25. (A)
Question Type: Identify the Flaw
The argument made by some anthropologists is that if humans survived then we can conclude that they had the ability to adapt to diverse environments:
survival (sufficient condition) -> ability to adapt (necessary condition)
The author makes a suspect conclusion: the anthropologists are wrong because one case exists in which a species had the ability to adapt but did not survive. In other words, the author assumes that "survival -> ability to adapt" implies "ability to adapt -> survival." The author has reversed the logic and confused the sufficient condition with the necessary condition. Ability to adapt is NOT sufficient to cause survival, as a species may have any one of many other shortcomings that could lead to extinction. Answer (A) expresses this flaw in logic.
This is a confusing argument, so let’s try an analogous argument that contains the same flaw:
Many people say that because John lives in San Francisco he therefore lives in California. But these people are wrong because I know someone who lives in California who does not live in San Francisco.

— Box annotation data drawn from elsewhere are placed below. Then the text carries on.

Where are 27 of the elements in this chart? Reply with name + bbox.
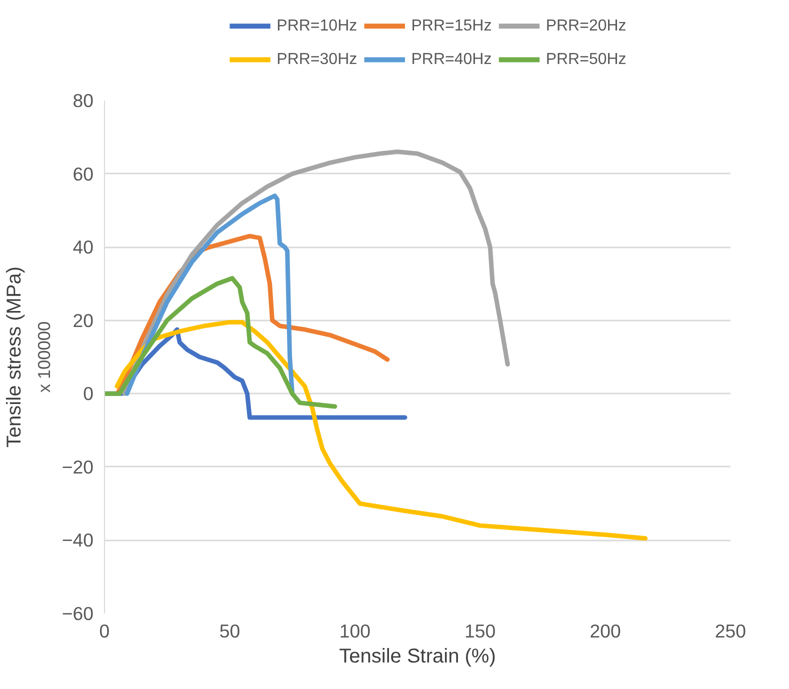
x-tick-label: 50 (219, 620, 240, 642)
legend-label: PRR=50Hz (546, 51, 626, 68)
y-axis-title: Tensile stress (MPa) (4, 266, 26, 448)
y-tick-label: 60 (72, 163, 94, 184)
line-series (122, 150, 510, 396)
y-tick-label: −60 (62, 603, 94, 624)
y-tick-label: 40 (72, 236, 94, 258)
y-tick-label: −40 (62, 530, 94, 551)
y-tick-label: 80 (72, 90, 94, 111)
legend-label: PRR=30Hz (276, 51, 358, 68)
legend-label: PRR=20Hz (546, 18, 626, 35)
x-tick-label: 250 (714, 620, 746, 642)
text: x 100000 (34, 321, 54, 393)
line-series (114, 320, 648, 541)
line-series (104, 276, 338, 409)
x-axis-title: Tensile Strain (%) (339, 646, 496, 668)
x-tick-label: 0 (99, 620, 110, 642)
legend-label: PRR=10Hz (276, 18, 358, 35)
x-tick-label: 200 (590, 620, 621, 642)
y-tick-label: 20 (72, 310, 94, 331)
legend-label: PRR=15Hz (411, 18, 492, 35)
x-tick-label: 100 (339, 620, 370, 642)
y-tick-label: 0 (83, 383, 94, 404)
x-tick-label: 150 (464, 620, 496, 642)
y-tick-label: −20 (62, 456, 94, 478)
line-series (124, 194, 295, 396)
legend-label: PRR=40Hz (411, 51, 492, 68)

In this argument, San Francisco is sufficient to require California (someone living in San Francisco MUST live in California), but living in California is NOT sufficient to require San Francisco, is it? It would be an error to assume that it does. The author of the argument makes a similar mistake.
(B) is not an error made by the argument.
(C) is not an error made by the argument. A generalization is not made from a specific case.
(D) is very tempting. It is incorrect, though, because the author doesn’t necessarily fail to consider that the species may have had some characteristics that lessened its chances of survival. Rather, the author errs in concluding, regardless of what he or she believes about the species’ other characteristics, that the species’ ability to adapt was in itself sufficient to guarantee survival.
(E) is in incorrect because it introduces causality. This argument does not introduce any cause/effect relationships. Remember, conditional relationships are NOT necessarily causal relationships.